There are N slimes standing on a number line. The i-th slime from the left is at position x_i.

It is guaruanteed that 1 \leq x_1 < x_2 < \ldots < x_N \leq 10^{9}.

Niwango will perform N-1 operations. The i-th operation consists of the following procedures:

• Choose an integer k between 1 and N-i (inclusive) with equal probability.
• Move the k-th slime from the left, to the position of the neighboring slime to the right.
• Fuse the two slimes at the same position into one slime.

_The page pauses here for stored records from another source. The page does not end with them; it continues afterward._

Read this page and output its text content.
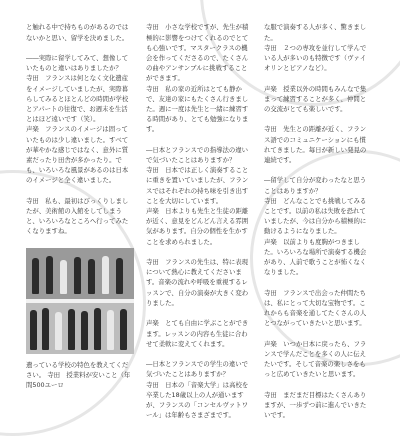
と触れる中で持ちものがあるのではないかと思い、留学を決めました。

――実際に留学してみて、想像していたものと違いはありましたか？
寺田　フランスは何となく文化遺産をイメージしていましたが、実際暮らしてみるとほとんどの時間が学校とアパートの往復で、お週末を生活とはほど遠いです（笑）。
声楽　フランスのイメージは固っていたものは少し違いました。すべてが華やかな感じではなく、意外に質素だったり田舎が多かったり。でも、いろいろな風景があるのは日本のイメージと全く違いました。

寺田　私も、最初はびっくりしましたが、美術館の入館をしてしまうと、いろいろなところへ行ってみたくなりますね。

遺っている学校の特色を教えてください。 寺田　授業料が安いこと（年間500ユーロ

寺田　小さな学校ですが、先生が積極的に影響をつけてくれるのでとても心強いです。マスタークラスの機会を作ってくださるので、たくさんの曲やアンサンブルに挑戦することができます。
寺田　私の家の近所はとても静かで、友達の家にもたくさん行きました。週に一度は先生と一緒に練習する時間があり、とても勉強になります。

―日本とフランスでの指導法の違いで気づいたことはありますか？
寺田　日本では正しく演奏することに重きを置いていましたが、フランスではそれぞれの持ち味を引き出すことを大切にしています。
声楽　日本よりも先生と生徒の距離が近く、意見をどんどん言える雰囲気があります。自分の個性を生かすことを求められました。

寺田　フランスの先生は、特に表現について熱心に教えてくださいます。音楽の流れや呼吸を重視するレッスンで、自分の演奏が大きく変わりました。

声楽　とても自由に学ぶことができます。レッスンの内容も生徒に合わせて柔軟に変えてくれます。

―日本とフランスでの学生の違いで気づいたことはありますか？
寺田　日本の「音楽大学」は高校を卒業した18歳以上の人が通いますが、フランスの「コンセルヴァトワール」は年齢もさまざまです。

な服で演奏する人が多く、驚きました。
寺田　２つの専攻を並行して学んでいる人が多いのも特徴です（ヴァイオリンとピアノなど）。

声楽　授業以外の時間もみんなで集まって練習することが多く、仲間との交流がとても楽しいです。

寺田　先生との距離が近く、フランス語でのコミュニケーションにも慣れてきました。毎日が新しい発見の連続です。

―留学して自分が変わったなと思うことはありますか？
寺田　どんなことでも挑戦してみることです。以前の私は失敗を恐れていましたが、今は自分から積極的に動けるようになりました。
声楽　以前よりも度胸がつきました。いろいろな場所で演奏する機会があり、人前で歌うことが怖くなくなりました。

寺田　フランスで出会った仲間たちは、私にとって大切な宝物です。これからも音楽を通してたくさんの人とつながっていきたいと思います。

声楽　いつか日本に戻ったら、フランスで学んだことを多くの人に伝えたいです。そして音楽の楽しさをもっと広めていきたいと思います。

寺田　まだまだ目標はたくさんありますが、一歩ずつ前に進んでいきたいです。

Find the total distance traveled by the slimes multiplied by (N-1)! (we can show that this value is an integer), modulo (10^{9}+7). If a slime is born by a fuse and that slime moves, we count it as just one slime.

Constraints

• 2 \leq N \leq 10^{5}
• 1 \leq x_1 < x_2 < \ldots < x_N \leq 10^{9}
• x_i is an integer.

Subtasks

• 400 points will be awarded for passing the test cases satisfying N \leq 2000.

Sample Input 1

3
1 2 3

Sample Output 1

5

• With probability \frac{1}{2}, the leftmost slime is chosen in the first operation, in which case the total distance traveled is 2.
• With probability \frac{1}{2}, the middle slime is chosen in the first operation, in which case the total distance traveled is 3.
• The answer is the expected total distance traveled, 2.5, multiplied by 2!, which is 5.

Sample Input 2

12
161735902 211047202 430302156 450968417 628894325 707723857 731963982 822804784 880895728 923078537 971407775 982631932

Sample Output 2

750927044

• Find the expected value multiplied by (N-1)!, modulo (10^9+7).